The train station is jam packed and the train is supposed to leave in four minutes, but there are way too many people to push through to get to the proper lane. Stress and panic takes over. A missed train means a missed flight, and a missed flight means another $1000 expense. Over the PA a voice calls out, “Toget forlader i en minut.” Good thing all those Spanish classes came in handy. This is often the experience of people traveling in a foreign country. Just when times are the most stressful, it dawns that this is another country with another language. One of the fundamental aspects of the survival of the human race is the ability to communicate. When that ability is taken away, fear, insecurity, and even panic set in. In many ways, the case is no different in artificial intelligence (AI) technology–aside from the emotional roller coaster of course. The rapid and far reaching developments in AI technology mean nothing if systems are unable to communicate.
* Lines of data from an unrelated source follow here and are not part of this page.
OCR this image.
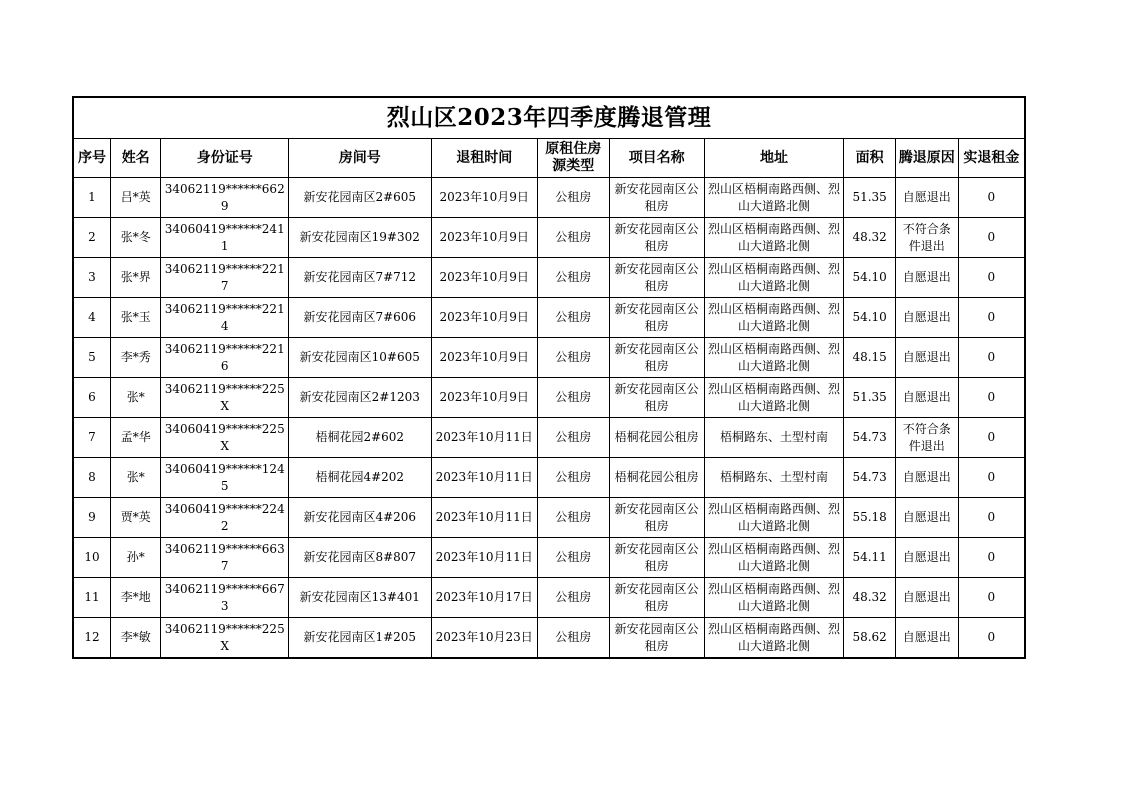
烈山区2023年四季度腾退管理
序号	姓名	身份证号	房间号	退租时间	原租住房源类型	项目名称	地址	面积	腾退原因	实退租金
1	吕*英	34062119******6629	新安花园南区2#605	2023年10月9日	公租房	新安花园南区公租房	烈山区梧桐南路西侧、烈山大道路北侧	51.35	自愿退出	0
2	张*冬	34060419******2411	新安花园南区19#302	2023年10月9日	公租房	新安花园南区公租房	烈山区梧桐南路西侧、烈山大道路北侧	48.32	不符合条件退出	0
3	张*界	34062119******2217	新安花园南区7#712	2023年10月9日	公租房	新安花园南区公租房	烈山区梧桐南路西侧、烈山大道路北侧	54.10	自愿退出	0
4	张*玉	34062119******2214	新安花园南区7#606	2023年10月9日	公租房	新安花园南区公租房	烈山区梧桐南路西侧、烈山大道路北侧	54.10	自愿退出	0
5	李*秀	34062119******2216	新安花园南区10#605	2023年10月9日	公租房	新安花园南区公租房	烈山区梧桐南路西侧、烈山大道路北侧	48.15	自愿退出	0
6	张*	34062119******225X	新安花园南区2#1203	2023年10月9日	公租房	新安花园南区公租房	烈山区梧桐南路西侧、烈山大道路北侧	51.35	自愿退出	0
7	孟*华	34060419******225X	梧桐花园2#602	2023年10月11日	公租房	梧桐花园公租房	梧桐路东、土型村南	54.73	不符合条件退出	0
8	张*	34060419******1245	梧桐花园4#202	2023年10月11日	公租房	梧桐花园公租房	梧桐路东、土型村南	54.73	自愿退出	0
9	贾*英	34060419******2242	新安花园南区4#206	2023年10月11日	公租房	新安花园南区公租房	烈山区梧桐南路西侧、烈山大道路北侧	55.18	自愿退出	0
10	孙*	34062119******6637	新安花园南区8#807	2023年10月11日	公租房	新安花园南区公租房	烈山区梧桐南路西侧、烈山大道路北侧	54.11	自愿退出	0
11	李*地	34062119******6673	新安花园南区13#401	2023年10月17日	公租房	新安花园南区公租房	烈山区梧桐南路西侧、烈山大道路北侧	48.32	自愿退出	0
12	李*敏	34062119******225X	新安花园南区1#205	2023年10月23日	公租房	新安花园南区公租房	烈山区梧桐南路西侧、烈山大道路北侧	58.62	自愿退出	0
But new AI learning systems are coming into play that will enable AI to increase its communication exponentially.
Analogies and their Role in AI Technology
One of the most unique–and incredible–means of human communication is through analogies. Through analogies, the most complex ideas can be simplified and explained. Amazing inventions have originated from a simple analogical thought process. One of the big challenges facing today’s AI industry is that it is difficult for computers to understand analogies. This is because, as one report notes, “analogies are not the most straightforward idea for a computer to understand.” As a result, AI’s capability of problem solving has a de facto ceiling–there is currently a point at which machines and systems are incapable of handling certain problems. A new AI learning system is needed.
In response to this problem, a deep learning project was founded by researchers from Carnegie Mellon University and the Hebrew University of Jerusalem. The goal of this project has been to develop and AI learning system that can understand analogies. Dafna Shahaf, assistant professor of computer science at Hebrew University, comments how the team, “took advantage of recent advances in deep learning and AI, and found a lightweight way to learn, given a product description, a representation for what the product does, and how it does it.” This is in stark contrast to old methods where handcrafted databases were used, each taking thousands of hours to create. According to Shahaf, the new capabilities allow programmers to ask more specific answers–ones that don’t necessarily demand a one for one answer. Shahaf notes that programmers can now give commands like “find me another product in the dataset that solves a similar problem in a completely different way’ and ‘find me another use for this product.’” Because of AI’s newfound ability to understand analogies, the command makes sense.
What This Means for AI and Human Interaction
Legitimate questions can–and should–be raised concerning AI’s ability to process more complex thoughts and analogies. One of the most fundamental ones is whether or not AI learning systems will allow machines to completely replace the need for human problem solving and critical thinking. Yet Shahaf and the team believe that the advances in AI learning systems will be mutually beneficial. In one of their tests, Shahaf noted how “the people who were exposed to inspirations from our algorithm came up with significantly more creative ideas… in some cases the algorithm helped people explore more diverse parts of the design space, things they would not have thought of on their own.” As it stands, the project has not only helped computers learn how to interpret analogies–it has also paved the way for AI and human interaction with a view to opening up a new and exciting frontier.